コンピュータのためのデザインから人のためのデザインへ

by tanabe on April 21, 2005

これもCheap Revolutionの一つの発現の形だろう。

まだ開発途中のWindowsの次期バージョン「Longhorn」と、そしてまもなくリリースされるMac OS Xの新バージョン「Tiger」では、ユーザーはファイルの保存場所を覚えておく必要がなくなる。どちらのOSにも検索ウインドウが用意され、ファイルの作成者、ファイル名、文書内の語句など、覚えていることをそこに入力するだけでよい。そして、ユーザーが1文字入力すると結果が瞬時に表示され始め、入力した文字が増えるにつれて検索結果が絞り込まれていく。

 Jupiter ResearchアナリストのMichael Gartenbergは、「情報量が多いと、20年前からある昔ながらのデスクトップメタファーでは対応しきれない。両社がこの点を理解しているのは明らかだ」と語っている。
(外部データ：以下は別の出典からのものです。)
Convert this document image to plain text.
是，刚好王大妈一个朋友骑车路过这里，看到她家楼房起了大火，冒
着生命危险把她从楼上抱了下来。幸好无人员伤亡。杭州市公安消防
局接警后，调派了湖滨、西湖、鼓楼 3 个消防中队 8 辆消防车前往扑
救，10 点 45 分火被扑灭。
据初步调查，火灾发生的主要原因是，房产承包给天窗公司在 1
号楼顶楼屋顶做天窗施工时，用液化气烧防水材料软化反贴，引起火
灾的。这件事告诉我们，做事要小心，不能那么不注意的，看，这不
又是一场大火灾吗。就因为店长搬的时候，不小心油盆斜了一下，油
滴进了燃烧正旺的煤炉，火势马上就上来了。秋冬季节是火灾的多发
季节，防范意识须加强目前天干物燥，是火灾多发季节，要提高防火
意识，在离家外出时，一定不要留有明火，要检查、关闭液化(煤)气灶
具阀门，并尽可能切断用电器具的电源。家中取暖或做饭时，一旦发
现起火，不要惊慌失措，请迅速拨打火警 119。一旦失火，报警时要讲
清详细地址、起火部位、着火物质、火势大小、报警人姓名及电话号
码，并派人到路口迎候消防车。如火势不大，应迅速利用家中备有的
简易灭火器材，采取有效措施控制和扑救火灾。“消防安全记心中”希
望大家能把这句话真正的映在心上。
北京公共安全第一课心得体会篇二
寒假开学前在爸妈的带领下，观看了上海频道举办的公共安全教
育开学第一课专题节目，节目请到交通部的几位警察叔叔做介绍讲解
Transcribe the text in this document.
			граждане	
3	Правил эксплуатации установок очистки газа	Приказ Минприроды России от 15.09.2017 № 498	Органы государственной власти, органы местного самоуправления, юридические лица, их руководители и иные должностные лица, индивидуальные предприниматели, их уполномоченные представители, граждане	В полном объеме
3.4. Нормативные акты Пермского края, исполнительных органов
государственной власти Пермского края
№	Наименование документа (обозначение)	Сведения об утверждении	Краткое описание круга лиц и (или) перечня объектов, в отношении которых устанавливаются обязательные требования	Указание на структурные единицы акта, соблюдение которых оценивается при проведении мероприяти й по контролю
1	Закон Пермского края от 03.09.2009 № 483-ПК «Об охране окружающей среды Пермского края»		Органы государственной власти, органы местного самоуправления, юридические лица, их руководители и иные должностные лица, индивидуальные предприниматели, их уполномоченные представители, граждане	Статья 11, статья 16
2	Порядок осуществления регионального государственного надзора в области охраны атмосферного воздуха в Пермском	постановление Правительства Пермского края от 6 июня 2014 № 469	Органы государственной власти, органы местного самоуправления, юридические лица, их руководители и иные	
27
from 「TigerとLonghorn--これほど似通っているのはなぜ

安価に高度な演算能力を得ることができるようになったため、コンピュータにとって扱いやすかったrootから始まるファイル管理のシステムが必要なくなった。コンピュータにとって都合のいい形から、人間にとって都合のいい形へとインタフェースが進化したわけだ。

コンピュータに合わせざるを得なかったインタフェースを、人間に適したより理想的なインタフェースへとシフトさせるという視点は重要になる。余剰しがちな演算能力の使い道として、しばらく重視されると思う。「次の10年」とまでは言わないけれど。